Margeret Thatcher sold Britain a share owning dream, where privatisation and the free market would trickle down and raise all boats. It might have worked if politicians did not keep deregulating as they did. It has now failed so many, that the country is in dire trouble. The evidence of that failure is that in 2019/20 – 38 per cent of all households were taking more in benefits than were paying into the system to survive. Today, this is a crisis of daily life for 11 million households.

In America, corporate profits Q1 2020 (before Covid lockdowns) were $1,743 billion – two years later after the devastation of a global pandemic is to rose to an all-time high of $2,721 billion. In the UK, it’s the same picture. In Q1 this year, corporate profits were £128 billion but exactly 20 years earlier it was £59 billion, whereas wages have effectively stagnated at best, but in reality have fallen.

This means well over a third of households can’t afford to live even though they are working. This and the housing crisis along with homelessness are the inherent signs of political and economic failure. After all, what is the point of government if they can’t even house their own people?

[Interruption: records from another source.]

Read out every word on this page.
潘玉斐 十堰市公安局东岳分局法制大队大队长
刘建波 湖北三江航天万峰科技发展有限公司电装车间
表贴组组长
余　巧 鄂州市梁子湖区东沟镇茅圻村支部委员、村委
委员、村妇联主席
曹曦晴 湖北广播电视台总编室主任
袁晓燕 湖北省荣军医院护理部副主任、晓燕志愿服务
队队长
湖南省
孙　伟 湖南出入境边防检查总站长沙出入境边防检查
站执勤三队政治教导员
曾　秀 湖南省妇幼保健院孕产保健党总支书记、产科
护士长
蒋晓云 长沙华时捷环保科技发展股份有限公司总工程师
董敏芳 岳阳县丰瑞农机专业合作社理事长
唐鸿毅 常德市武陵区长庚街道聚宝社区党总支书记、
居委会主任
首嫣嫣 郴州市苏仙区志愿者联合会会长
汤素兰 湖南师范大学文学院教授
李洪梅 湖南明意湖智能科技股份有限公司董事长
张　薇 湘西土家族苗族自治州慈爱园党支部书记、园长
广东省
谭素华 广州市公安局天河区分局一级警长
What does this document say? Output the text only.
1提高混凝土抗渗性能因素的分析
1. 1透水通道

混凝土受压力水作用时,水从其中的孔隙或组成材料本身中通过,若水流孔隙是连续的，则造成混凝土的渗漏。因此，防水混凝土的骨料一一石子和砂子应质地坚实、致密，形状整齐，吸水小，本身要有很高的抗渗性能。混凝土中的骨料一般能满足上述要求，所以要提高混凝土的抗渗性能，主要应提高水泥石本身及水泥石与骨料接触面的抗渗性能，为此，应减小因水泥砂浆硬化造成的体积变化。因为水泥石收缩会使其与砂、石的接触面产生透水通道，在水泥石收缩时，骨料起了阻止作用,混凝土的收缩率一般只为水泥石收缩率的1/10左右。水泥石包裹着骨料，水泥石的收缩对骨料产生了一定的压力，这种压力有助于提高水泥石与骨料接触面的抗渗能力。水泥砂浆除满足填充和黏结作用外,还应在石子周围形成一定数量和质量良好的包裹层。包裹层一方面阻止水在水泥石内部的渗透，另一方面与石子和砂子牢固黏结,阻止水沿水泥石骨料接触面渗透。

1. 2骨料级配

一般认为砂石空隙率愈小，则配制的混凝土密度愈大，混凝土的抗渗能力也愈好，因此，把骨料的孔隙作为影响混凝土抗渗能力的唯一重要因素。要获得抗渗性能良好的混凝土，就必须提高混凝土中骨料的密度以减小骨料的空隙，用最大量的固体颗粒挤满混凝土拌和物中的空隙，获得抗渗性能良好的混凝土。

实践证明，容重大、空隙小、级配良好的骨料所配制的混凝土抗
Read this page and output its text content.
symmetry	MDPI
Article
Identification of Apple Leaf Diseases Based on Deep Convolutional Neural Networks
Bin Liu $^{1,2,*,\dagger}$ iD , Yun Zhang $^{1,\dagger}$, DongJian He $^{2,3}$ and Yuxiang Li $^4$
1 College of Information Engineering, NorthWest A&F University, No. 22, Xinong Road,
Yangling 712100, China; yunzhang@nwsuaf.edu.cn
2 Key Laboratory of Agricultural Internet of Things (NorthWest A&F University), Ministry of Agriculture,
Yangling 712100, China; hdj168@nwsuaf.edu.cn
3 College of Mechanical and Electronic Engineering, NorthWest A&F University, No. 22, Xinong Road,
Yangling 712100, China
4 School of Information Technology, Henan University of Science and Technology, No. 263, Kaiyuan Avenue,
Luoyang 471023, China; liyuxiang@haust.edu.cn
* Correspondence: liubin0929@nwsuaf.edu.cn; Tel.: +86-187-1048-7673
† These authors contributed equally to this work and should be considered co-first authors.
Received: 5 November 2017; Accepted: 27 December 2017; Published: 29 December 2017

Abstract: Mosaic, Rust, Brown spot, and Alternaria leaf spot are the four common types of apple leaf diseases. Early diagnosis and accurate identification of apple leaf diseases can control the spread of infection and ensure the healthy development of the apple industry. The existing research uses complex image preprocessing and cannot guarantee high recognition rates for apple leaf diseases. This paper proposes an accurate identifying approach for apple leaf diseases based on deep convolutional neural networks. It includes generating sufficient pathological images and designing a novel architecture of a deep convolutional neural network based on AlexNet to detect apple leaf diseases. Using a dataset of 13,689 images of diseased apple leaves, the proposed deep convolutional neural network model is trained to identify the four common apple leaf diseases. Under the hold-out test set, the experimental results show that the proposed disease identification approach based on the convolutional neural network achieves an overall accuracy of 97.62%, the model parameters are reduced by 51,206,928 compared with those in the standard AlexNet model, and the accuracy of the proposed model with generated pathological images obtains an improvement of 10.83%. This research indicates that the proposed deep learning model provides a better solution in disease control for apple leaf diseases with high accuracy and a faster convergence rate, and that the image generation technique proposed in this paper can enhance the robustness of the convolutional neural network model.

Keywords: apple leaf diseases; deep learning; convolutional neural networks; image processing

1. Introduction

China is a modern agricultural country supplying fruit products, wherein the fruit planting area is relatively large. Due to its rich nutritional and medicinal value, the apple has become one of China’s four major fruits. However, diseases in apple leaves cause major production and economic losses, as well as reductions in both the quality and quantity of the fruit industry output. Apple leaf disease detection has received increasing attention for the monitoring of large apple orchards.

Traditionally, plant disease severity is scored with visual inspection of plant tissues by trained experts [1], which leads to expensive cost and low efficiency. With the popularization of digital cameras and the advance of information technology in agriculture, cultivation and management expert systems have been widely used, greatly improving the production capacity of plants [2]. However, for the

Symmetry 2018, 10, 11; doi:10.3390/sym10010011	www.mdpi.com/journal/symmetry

Capitalism is NOT inherently inequitable, undemocratic, alienating, inefficient and destructive – the people who manage it are.

One of the greatest failures of capitalism ever experienced in Britain was the bank-led financial crisis of 2008/09. One of the greatest political failures was A) allowing it to happen through deregulation and B) engaging in a disastrous programme of austerity. Combined they were the bedrock of the societal division and breakdown that we see today in economics (for instance Brexit) and the government of Boris Johnson (populism). Inflation compounds this problem.

The triple-block is a multi-tool, that enables the transfer of wealth, giving it the ability to concentrate money at one end at the cost of the other. Inflation is key to this. Change means creating a vision of capitalism that works just as much for workers as it does for CEOs, investors and shareholders.